42. How to read a CTG
• To interpret a CTG you need a structured method of assessing its various
characteristics. The most popular structure can be remembered using the
acronym DR C BRAVADO:
• DR: Define risk
• C: Contractions
• BRa: Baseline rate
• V: Variability
• A: Accelerations
• D: Decelerations
• O: Overall impression
43. Define risk
• When performing CTG interpretation, you first need to determine if
the pregnancy is high or low risk. This is important as it gives more
context to the CTG reading (e.g. if the pregnancy categorised as high-
risk, the threshold for intervention may be lower).
• Maternal factors
• Obstetric complications
• Other risks
45. Baseline rate of the fetal heart: The baseline rate is the
average heart rate of the fetus within a 10-minute window.
• Look at the CTG and assess what the average heart rate has been over
the last 10 minutes, ignoring any accelerations or decelerations.
• A normal fetal heart rate is between 110-160 bpm.

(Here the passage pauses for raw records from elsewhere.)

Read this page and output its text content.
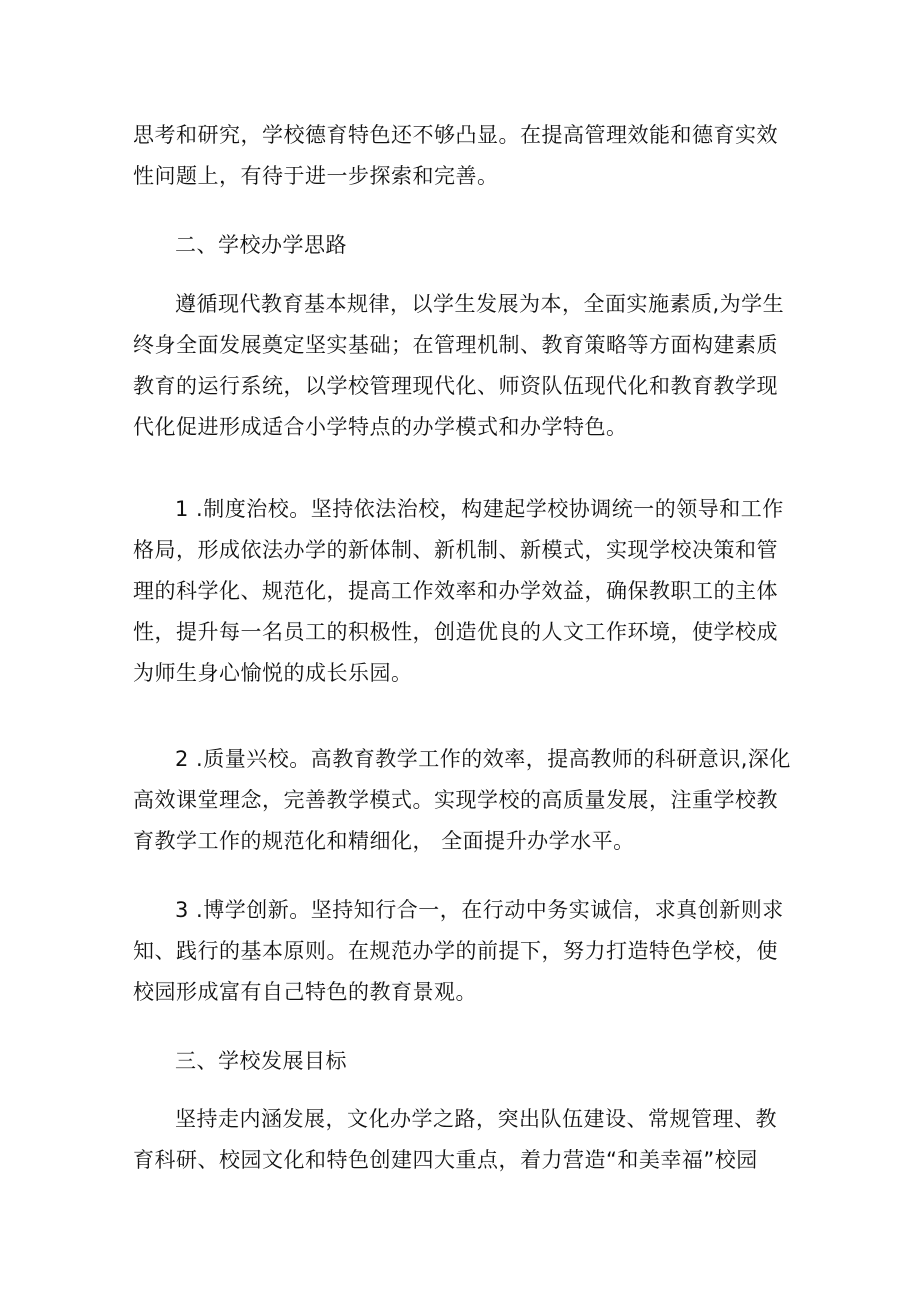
思考和研究，学校德育特色还不够凸显。在提高管理效能和德育实效
性问题上，有待于进一步探索和完善。
二、学校办学思路
遵循现代教育基本规律，以学生发展为本，全面实施素质,为学生
终身全面发展奠定坚实基础；在管理机制、教育策略等方面构建素质
教育的运行系统，以学校管理现代化、师资队伍现代化和教育教学现
代化促进形成适合小学特点的办学模式和办学特色。
1 .制度治校。坚持依法治校，构建起学校协调统一的领导和工作
格局，形成依法办学的新体制、新机制、新模式，实现学校决策和管
理的科学化、规范化，提高工作效率和办学效益，确保教职工的主体
性，提升每一名员工的积极性，创造优良的人文工作环境，使学校成
为师生身心愉悦的成长乐园。
2 .质量兴校。高教育教学工作的效率，提高教师的科研意识,深化
高效课堂理念，完善教学模式。实现学校的高质量发展，注重学校教
育教学工作的规范化和精细化， 全面提升办学水平。
3 .博学创新。坚持知行合一，在行动中务实诚信，求真创新则求
知、践行的基本原则。在规范办学的前提下，努力打造特色学校，使
校园形成富有自己特色的教育景观。
三、学校发展目标
坚持走内涵发展，文化办学之路，突出队伍建设、常规管理、教
育科研、校园文化和特色创建四大重点，着力营造“和美幸福”校园
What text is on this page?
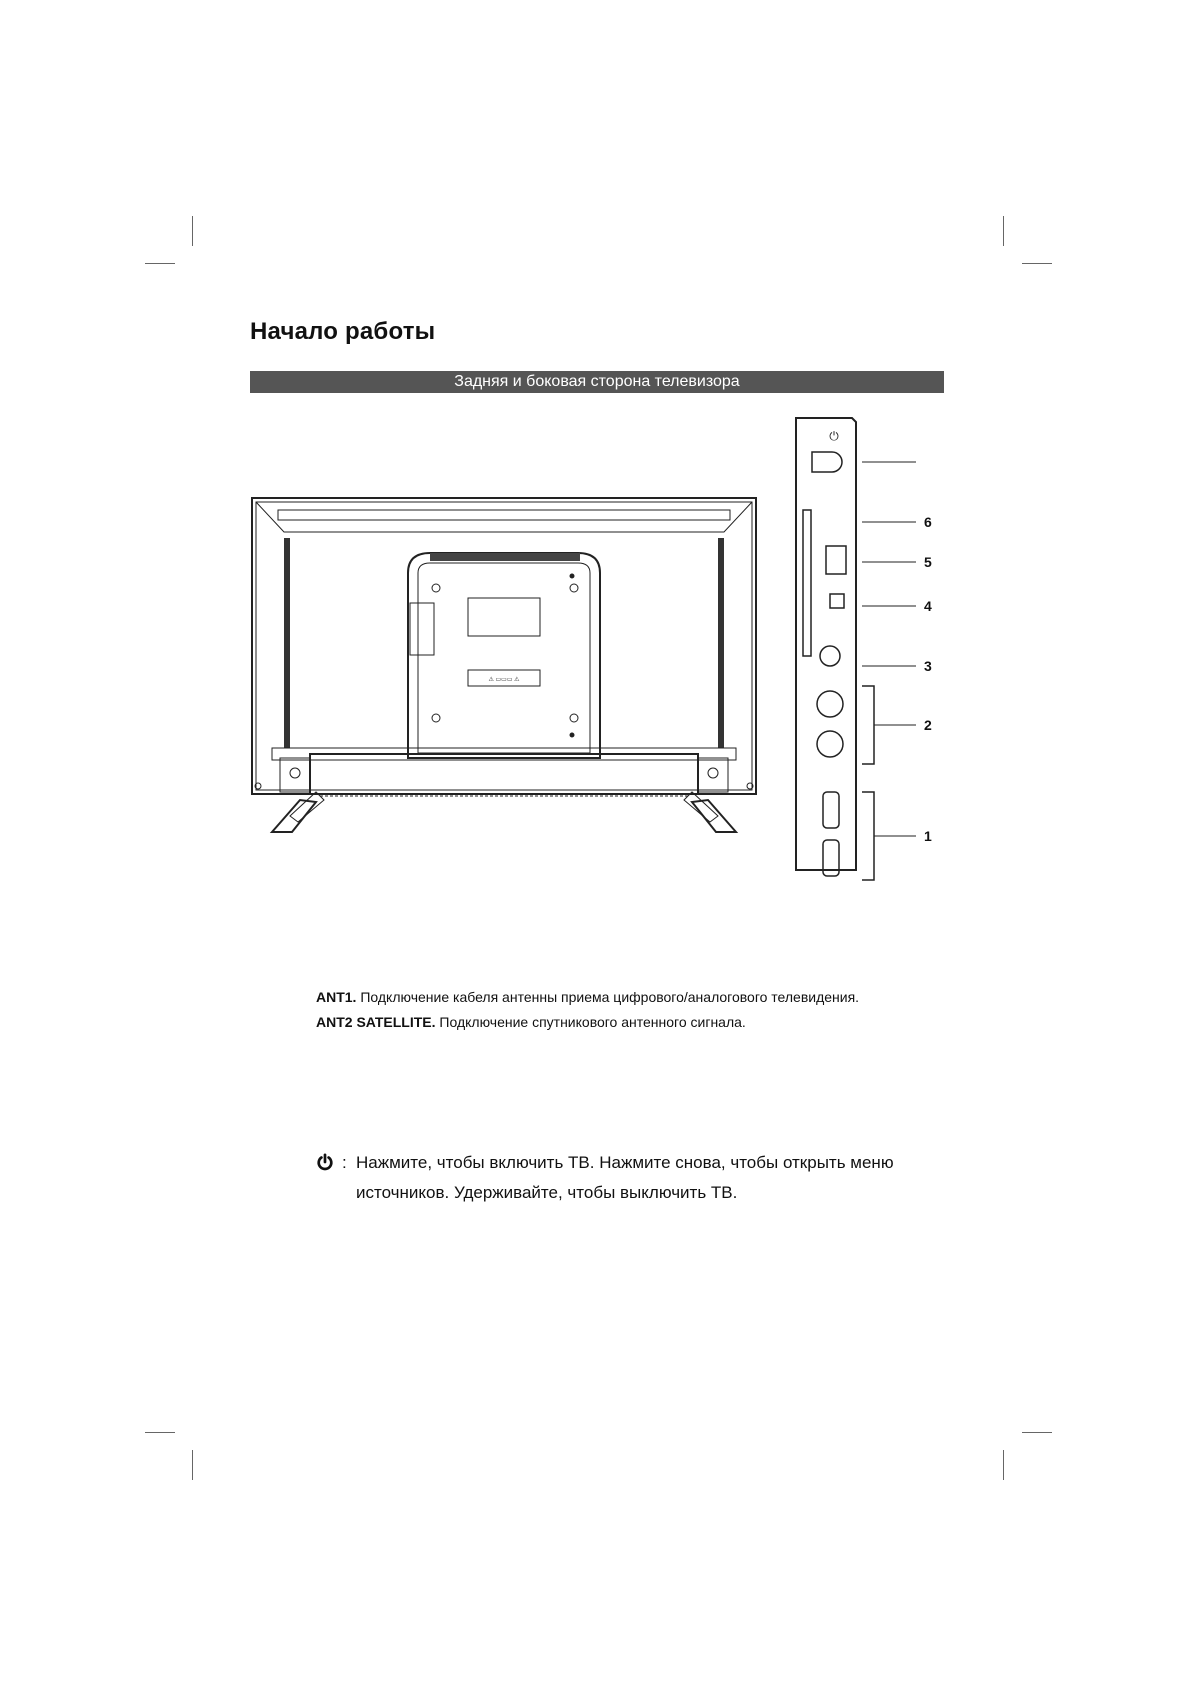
Начало работы
Задняя и боковая сторона телевизора
⚠ ▭▭▭ ⚠
⏻
6
5
4
3
2
1

ANT1. Подключение кабеля антенны приема цифрового/аналогового телевидения.

ANT2 SATELLITE. Подключение спутникового антенного сигнала.

: Нажмите, чтобы включить ТВ. Нажмите снова, чтобы открыть меню источников. Удерживайте, чтобы выключить ТВ.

50. Decelerations: Decelerations are an abrupt decrease in the
baseline fetal heart rate of greater than 15 bpm for greater than 15
seconds.
51. Variable decelerations are observed as a rapid fall in baseline fetal heart rate
with a variable recovery phase. They are variable in their duration and may not have any relationship
to uterine contractions. They are most often seen during labour and in patients’ with reduced
amniotic fluid volume. All fetuses experience stress during the labour process, as a result of uterine
contractions reducing fetal perfusion. Whilst fetal stress is to be expected during labour, the challenge
is to pick up pathological fetal distress.
52. Late deceleration
Late decelerations begin at the peak of the uterine contraction and recover after the
contraction ends. This type of deceleration indicates there is insufficient blood flow
to the uterus and placenta. As a result, blood flow to the fetus is significantly
reduced causing fetal hypoxia and acidosis.
55. Overall impression
• Once you have assessed all aspects of the CTG you need to determine
your overall impression.
• The overall impression can be described as either reassuring,
suspicious or abnormal.
57. Case study 1
• A primigravida with inadequate uterine contractions during labour is
being augmented with an oxytocin infusion. She now has frequent
contractions, each lasting more than 40 seconds. With the patient in
the lateral position, listening to the fetal heart rate reveals late
decelerations.
58. Case study 2
• A patient who is 38 weeks pregnant presents with an antepartum
haemorrhage in labour. On examination, her temperature is 36.8 °C,
her pulse rate 116 beats per minute, her blood pressure 120/80 mm
Hg, and there is tenderness over the uterus. The baseline fetal heart
rate is 166 beats per minute. The fetal heart rate drops to 130 beats
per minute during contractions and then returns to the baseline 35
seconds after the contraction has ended.
59. Case study 3
• During the first stage of labour a patient’s liquor is noticed to have
become stained with thin green meconium. The fetal heart rate
pattern is normal and labour is progressing well.